The one crucial point that the feature fails to make is that the movie was not, at first, a hit.

Even back in the "good old days" of American Christmas myth, audiences found the movie's first acts too bleak and dark, with Bailey making sacrifice after sacrifice as he fights powers of unrestrained greed and take-what-you-can-take capitalism. That old building and loan plot was dear to the heart of the progressive Capra.

But this is a movie that actually takes faith and religious symbolism seriously. It's true that the American Film Institute named Capra's flick the most inspiring motion picture ever made. But it is also one of the most important Christmas, and thus Christian, movies ever made. There is more to Christmas than parties and the mall, and this is a fact often missing from Christmas media, news and otherwise.
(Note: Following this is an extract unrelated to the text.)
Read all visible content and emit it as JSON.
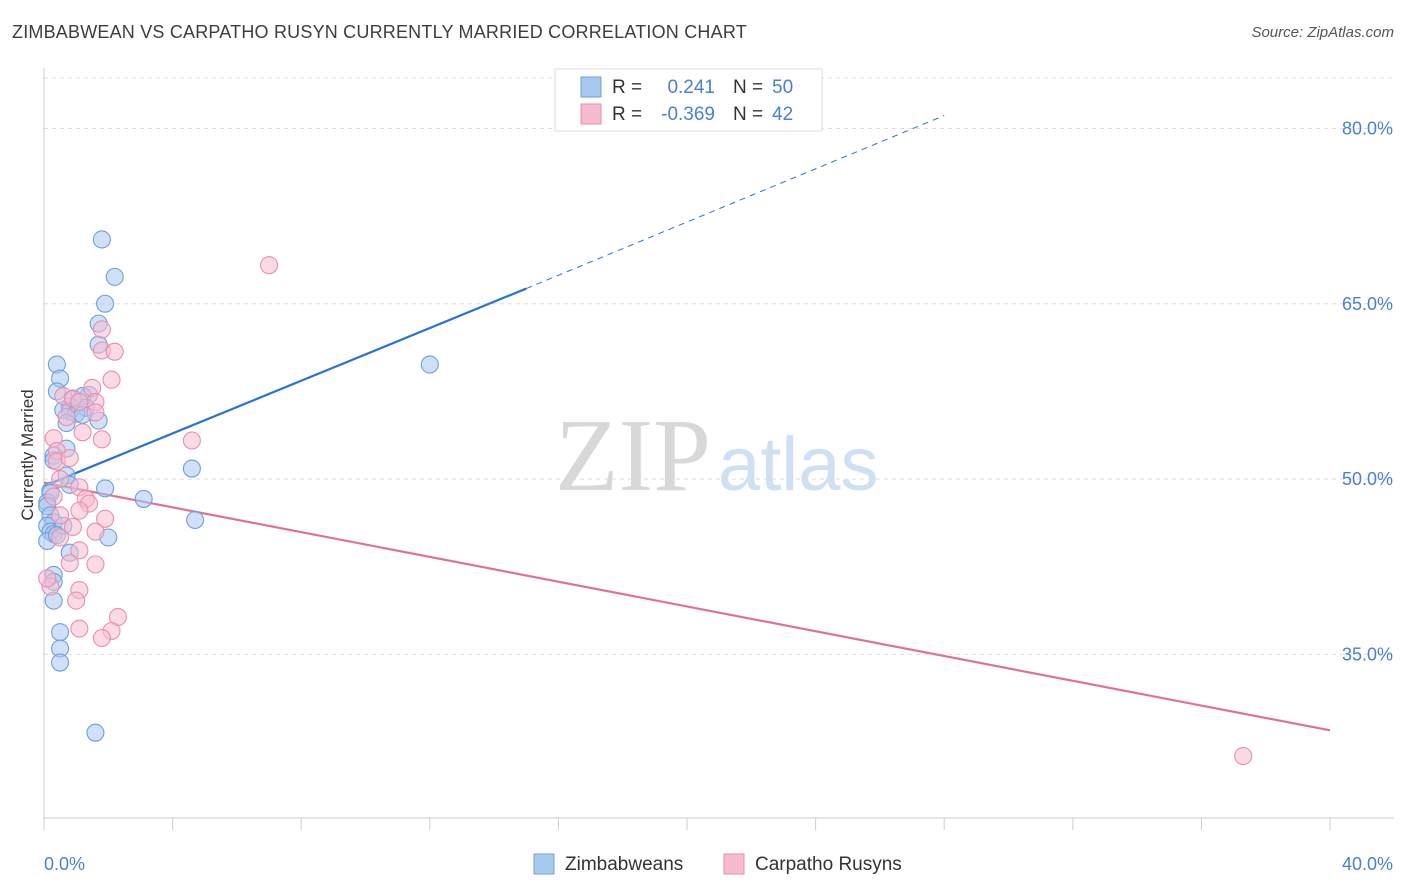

Cox even dares to compare the movie to another famous work of Christian drama:

As holiday classics go, "It's a Wonderful Life" has become the American version of Charles Dickens' "A Christmas Carol." Scrooge is portrayed in the form of blowhard heavy Henry Potter (the great Lionel Barrymore); Clarence the Angel (Henry Travers) can be considered the ghostly visitor who illustrates to George what life would have been like without him; and Zuzu Bailey (Karolyn Grimes) is a more sprite version of Tiny Tim, casting cheer into the night as the story comes to a triumphant close.

It's interesting to note that James Maitland Stewart, who died in 1997 at age 89, was indeed a man of faith, a practicing Presbyterian, and himself a firm believer in heavenly help, as his grave marker in Glendale's Forest Lawn cemetery attests: "For He shall give His angels charge over thee to keep thee in all thy ways." According to his daughter, Kelly Stewart Harcourt, that engraved passage from Scripture was something Stewart's father had pointed out to him when the young actor went off to war and served as a fighter pilot.

So read Cox's story and then fire up the DVD and watch the movie -- all of it.

Pay attention to all of its weary, almost hopeless prayers as well as the explosion of joy at the end. Like I said, this actually is a Christmas movie. And Christmas includes the dark that comes before the light.